ON THIS DATE
In 1633, Italian astronomer Galileo Galilei arrived in
Rome for trial before the Inquisition, accused of defending Copernican theory that the Earth revolved around the sun instead of the other way around. (Galileo was found vehemently suspect of heresy and ended up being sentenced to a form of house arrest.)
In 1933, the Warsaw Convention, governing airlines’ liability for international carriage of persons, luggage and goods, went into effect.

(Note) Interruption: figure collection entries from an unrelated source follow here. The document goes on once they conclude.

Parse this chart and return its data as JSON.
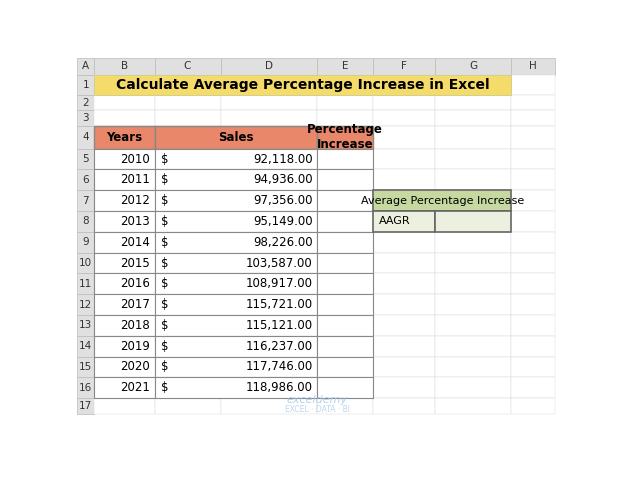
{
  "title": "Calculate Average Percentage Increase in Excel",
  "title_bg": "#F5DC6A",
  "title_color": "#000000",
  "col_headers": [
    "Years",
    "Sales",
    "Percentage\nIncrease"
  ],
  "header_bg": "#E8876A",
  "years": [
    2010,
    2011,
    2012,
    2013,
    2014,
    2015,
    2016,
    2017,
    2018,
    2019,
    2020,
    2021
  ],
  "sales_dollar": [
    "$",
    "$",
    "$",
    "$",
    "$",
    "$",
    "$",
    "$",
    "$",
    "$",
    "$",
    "$"
  ],
  "sales_values": [
    "92,118.00",
    "94,936.00",
    "97,356.00",
    "95,149.00",
    "98,226.00",
    "103,587.00",
    "108,917.00",
    "115,721.00",
    "115,121.00",
    "116,237.00",
    "117,746.00",
    "118,986.00"
  ],
  "row_bg": "#FFFFFF",
  "side_table_title": "Average Percentage Increase",
  "side_table_label": "AAGR",
  "side_table_header_bg": "#C6D9A0",
  "side_table_row_bg": "#EBF1DE",
  "col_letters": [
    "A",
    "B",
    "C",
    "D",
    "E",
    "F",
    "G",
    "H"
  ],
  "row_numbers": [
    "1",
    "2",
    "3",
    "4",
    "5",
    "6",
    "7",
    "8",
    "9",
    "10",
    "11",
    "12",
    "13",
    "14",
    "15",
    "16",
    "17"
  ],
  "sheet_bg": "#FFFFFF",
  "header_bg_gray": "#E0E0E0",
  "col_border": "#BBBBBB",
  "table_border": "#888888",
  "watermark_color": "#9FC5E8"
}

In 1935, a jury in Flemington, New Jersey, found Bruno Richard Hauptmann guilty of first-degree murder in the kidnap-slaying of Charles A. Lindbergh Jr., the 20-monthold son of Charles and Anne Lindbergh. (Hauptmann was later executed.)
In 1939, Justice Louis D. Brandeis retired from the U.S. Supreme Court. (He was succeeded by William O. Douglas.)
In 1965, during the Vietnam War, President Lyndon B. Johnson authorized Operation Rolling Thunder, an extended bombing campaign against the North Vietnamese.In 1980,
the 13th Winter Olympics opened in Lake Placid, New York.
In 1991, during Operation Desert Storm, allied warplanes destroyed an underground shelter in Baghdad that had been identified as a military command center; Iraqi officials said 500 civilians were killed.